Adhesion and growth of CaCo2 cells on surface-modified PEEK substrata

A series of surface-functionalized poly(ether ether ketone) (PEEK) films has been prepared by selective wet-chemistry; they are hydroxylated polymer (PEEK-OH) obtained by reduction, aminated polymer (PEEK-[]-NH2) prepared by coupling a diisocyanate reagent to PEEKOH (PEEK-[]-NCO) followed by hydrolysis, and carboxylated and aminocarboxylated polymers (PEEK-[]-GABA and PEEK-Lysine) resulting from the coupling of aminoacids to PEEK-[]-NCO. The aminated and carboxylated substrata promoted the adhesion and growth of CaCo2 cells in the presence of serum.

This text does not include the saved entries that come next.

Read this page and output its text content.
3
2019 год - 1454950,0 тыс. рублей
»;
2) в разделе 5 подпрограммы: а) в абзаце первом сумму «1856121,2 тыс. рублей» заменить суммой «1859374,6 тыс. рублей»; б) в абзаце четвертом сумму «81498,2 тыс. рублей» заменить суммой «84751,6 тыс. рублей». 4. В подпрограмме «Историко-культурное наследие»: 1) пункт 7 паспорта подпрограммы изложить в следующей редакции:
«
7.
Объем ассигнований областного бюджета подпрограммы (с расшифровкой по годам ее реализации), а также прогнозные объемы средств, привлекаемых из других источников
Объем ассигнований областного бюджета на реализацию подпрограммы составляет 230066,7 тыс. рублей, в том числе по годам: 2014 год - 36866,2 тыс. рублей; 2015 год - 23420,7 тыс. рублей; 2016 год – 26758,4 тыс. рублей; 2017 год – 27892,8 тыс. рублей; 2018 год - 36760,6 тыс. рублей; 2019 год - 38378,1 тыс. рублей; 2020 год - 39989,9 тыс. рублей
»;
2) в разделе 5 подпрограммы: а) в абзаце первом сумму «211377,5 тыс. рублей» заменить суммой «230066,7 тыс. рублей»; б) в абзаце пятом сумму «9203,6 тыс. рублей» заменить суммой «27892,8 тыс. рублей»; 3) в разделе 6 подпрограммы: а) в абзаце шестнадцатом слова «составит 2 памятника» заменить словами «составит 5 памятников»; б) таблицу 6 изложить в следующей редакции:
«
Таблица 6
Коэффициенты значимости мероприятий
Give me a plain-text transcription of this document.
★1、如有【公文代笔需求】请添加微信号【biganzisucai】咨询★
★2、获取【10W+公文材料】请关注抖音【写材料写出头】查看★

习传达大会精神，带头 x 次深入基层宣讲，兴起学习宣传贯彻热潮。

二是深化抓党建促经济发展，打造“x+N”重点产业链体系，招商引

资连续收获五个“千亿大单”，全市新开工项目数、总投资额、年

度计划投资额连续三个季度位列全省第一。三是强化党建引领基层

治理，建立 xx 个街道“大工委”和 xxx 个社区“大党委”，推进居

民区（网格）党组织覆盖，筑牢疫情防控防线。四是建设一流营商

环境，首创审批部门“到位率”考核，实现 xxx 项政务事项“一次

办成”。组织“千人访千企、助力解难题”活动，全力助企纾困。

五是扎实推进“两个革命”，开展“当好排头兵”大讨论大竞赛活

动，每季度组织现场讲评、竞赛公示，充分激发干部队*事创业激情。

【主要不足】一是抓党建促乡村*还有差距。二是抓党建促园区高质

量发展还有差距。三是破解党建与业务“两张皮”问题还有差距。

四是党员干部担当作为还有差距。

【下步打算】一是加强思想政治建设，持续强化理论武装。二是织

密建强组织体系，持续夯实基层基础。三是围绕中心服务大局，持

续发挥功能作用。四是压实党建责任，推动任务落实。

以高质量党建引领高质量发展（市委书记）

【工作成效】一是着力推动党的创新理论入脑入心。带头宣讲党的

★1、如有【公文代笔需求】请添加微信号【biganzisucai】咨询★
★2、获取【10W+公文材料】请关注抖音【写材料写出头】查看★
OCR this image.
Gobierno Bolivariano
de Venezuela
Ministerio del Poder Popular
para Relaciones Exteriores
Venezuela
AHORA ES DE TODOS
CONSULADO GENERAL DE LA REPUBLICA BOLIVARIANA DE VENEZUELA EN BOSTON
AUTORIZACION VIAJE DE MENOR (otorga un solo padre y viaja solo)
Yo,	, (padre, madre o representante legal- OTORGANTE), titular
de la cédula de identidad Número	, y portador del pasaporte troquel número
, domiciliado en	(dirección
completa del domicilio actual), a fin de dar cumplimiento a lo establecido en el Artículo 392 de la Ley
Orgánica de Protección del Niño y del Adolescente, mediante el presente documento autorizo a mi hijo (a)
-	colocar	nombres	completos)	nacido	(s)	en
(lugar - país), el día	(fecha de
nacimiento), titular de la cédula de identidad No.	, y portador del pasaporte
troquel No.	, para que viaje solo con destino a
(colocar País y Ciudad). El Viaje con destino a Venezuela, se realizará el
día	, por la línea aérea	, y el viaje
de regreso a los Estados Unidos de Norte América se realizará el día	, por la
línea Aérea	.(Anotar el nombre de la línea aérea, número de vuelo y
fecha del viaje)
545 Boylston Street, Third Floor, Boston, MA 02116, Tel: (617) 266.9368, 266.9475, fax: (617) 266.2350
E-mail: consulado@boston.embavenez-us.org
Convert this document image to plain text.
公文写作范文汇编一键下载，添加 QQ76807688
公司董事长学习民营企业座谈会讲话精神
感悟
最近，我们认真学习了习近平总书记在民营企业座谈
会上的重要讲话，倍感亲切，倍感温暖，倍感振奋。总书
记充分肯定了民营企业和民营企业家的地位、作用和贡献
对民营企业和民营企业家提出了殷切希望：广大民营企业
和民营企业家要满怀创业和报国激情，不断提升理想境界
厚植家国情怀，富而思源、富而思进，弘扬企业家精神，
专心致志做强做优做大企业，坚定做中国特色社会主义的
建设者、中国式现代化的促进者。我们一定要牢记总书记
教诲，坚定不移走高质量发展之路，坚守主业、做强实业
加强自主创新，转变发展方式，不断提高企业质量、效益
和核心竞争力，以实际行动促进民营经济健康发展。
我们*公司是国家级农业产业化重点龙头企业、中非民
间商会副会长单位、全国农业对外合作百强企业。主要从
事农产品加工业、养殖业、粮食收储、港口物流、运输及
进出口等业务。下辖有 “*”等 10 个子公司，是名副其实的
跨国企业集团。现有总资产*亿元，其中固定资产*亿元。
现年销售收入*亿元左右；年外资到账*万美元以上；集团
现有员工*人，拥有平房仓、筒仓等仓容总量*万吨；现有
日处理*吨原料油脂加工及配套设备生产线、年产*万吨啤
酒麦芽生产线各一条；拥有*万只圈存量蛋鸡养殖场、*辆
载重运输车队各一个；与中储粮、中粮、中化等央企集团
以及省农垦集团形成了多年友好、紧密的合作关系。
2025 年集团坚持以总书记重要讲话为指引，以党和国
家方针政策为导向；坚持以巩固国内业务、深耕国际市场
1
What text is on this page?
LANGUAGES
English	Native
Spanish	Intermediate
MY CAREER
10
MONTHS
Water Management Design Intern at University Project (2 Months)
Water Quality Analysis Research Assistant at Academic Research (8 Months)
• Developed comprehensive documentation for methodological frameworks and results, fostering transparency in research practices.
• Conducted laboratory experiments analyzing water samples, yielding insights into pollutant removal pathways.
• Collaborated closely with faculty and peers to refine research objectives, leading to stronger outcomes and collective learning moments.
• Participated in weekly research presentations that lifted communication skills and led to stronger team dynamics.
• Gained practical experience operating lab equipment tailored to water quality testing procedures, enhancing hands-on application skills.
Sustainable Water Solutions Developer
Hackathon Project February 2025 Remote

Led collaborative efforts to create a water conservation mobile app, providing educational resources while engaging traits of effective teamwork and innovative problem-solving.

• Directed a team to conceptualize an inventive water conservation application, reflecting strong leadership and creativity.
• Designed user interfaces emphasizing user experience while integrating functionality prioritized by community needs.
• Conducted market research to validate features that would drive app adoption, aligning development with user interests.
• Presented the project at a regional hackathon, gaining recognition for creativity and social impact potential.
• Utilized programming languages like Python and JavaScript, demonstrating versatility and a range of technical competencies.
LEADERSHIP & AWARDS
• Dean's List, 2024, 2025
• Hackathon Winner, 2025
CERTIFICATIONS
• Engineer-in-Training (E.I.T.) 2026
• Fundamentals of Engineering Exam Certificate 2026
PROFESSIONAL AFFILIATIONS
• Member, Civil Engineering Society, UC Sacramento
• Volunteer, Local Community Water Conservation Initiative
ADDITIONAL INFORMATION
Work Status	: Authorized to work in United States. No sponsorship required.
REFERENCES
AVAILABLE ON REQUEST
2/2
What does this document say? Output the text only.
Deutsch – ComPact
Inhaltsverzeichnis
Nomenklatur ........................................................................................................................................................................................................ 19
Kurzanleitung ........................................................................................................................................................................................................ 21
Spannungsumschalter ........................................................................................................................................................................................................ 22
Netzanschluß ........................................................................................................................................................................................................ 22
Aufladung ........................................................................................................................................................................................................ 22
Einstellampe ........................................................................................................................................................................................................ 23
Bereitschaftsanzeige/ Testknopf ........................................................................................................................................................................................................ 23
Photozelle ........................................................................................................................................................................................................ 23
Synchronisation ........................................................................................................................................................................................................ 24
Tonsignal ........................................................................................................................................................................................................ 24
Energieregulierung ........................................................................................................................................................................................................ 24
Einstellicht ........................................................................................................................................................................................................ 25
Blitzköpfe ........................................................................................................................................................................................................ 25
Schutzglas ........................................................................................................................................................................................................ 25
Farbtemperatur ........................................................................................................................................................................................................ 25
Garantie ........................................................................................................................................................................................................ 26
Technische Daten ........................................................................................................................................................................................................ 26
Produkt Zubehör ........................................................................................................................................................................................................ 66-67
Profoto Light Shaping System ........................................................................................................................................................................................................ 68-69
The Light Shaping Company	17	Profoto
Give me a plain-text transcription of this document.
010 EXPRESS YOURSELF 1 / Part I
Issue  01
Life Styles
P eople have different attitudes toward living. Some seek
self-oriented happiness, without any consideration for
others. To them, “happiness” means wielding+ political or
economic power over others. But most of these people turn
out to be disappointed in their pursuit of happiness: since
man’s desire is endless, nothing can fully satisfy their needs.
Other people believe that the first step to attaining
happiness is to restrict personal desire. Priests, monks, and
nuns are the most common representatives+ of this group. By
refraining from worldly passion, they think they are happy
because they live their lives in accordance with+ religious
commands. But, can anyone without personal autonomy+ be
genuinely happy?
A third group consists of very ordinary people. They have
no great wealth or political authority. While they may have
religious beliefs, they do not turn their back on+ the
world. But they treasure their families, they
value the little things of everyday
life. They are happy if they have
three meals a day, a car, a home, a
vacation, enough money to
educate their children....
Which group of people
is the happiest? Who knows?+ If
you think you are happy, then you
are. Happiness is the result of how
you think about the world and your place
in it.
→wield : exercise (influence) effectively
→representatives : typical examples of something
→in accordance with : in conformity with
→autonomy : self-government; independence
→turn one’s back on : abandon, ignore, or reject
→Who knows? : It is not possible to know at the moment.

Fibronectin (FN), an extra-cellular matrix protein, has been covalently fixed and/or adsorbed on various PEEK substrata, in the presence or not of a polymeric surfactant (Pluronic F68). The performances of the FN-grafted substrata (PEEK-[]-FN(1) and PEEK-[]-FN(2)) were significantly higher than those of reference substrata simply coated with FN (PEEK-OH(+FN)(1) and (2), PEEK-[]-NH2(+FN)(1) and (2)), considering the adhesion and spreading of CaCo2 cells in the absence of serum. Moreover, the stability of the adherent cells on the FN-adsorbed substrata dramatically depended on the experimental conditions applied during the PEEK coating with FN.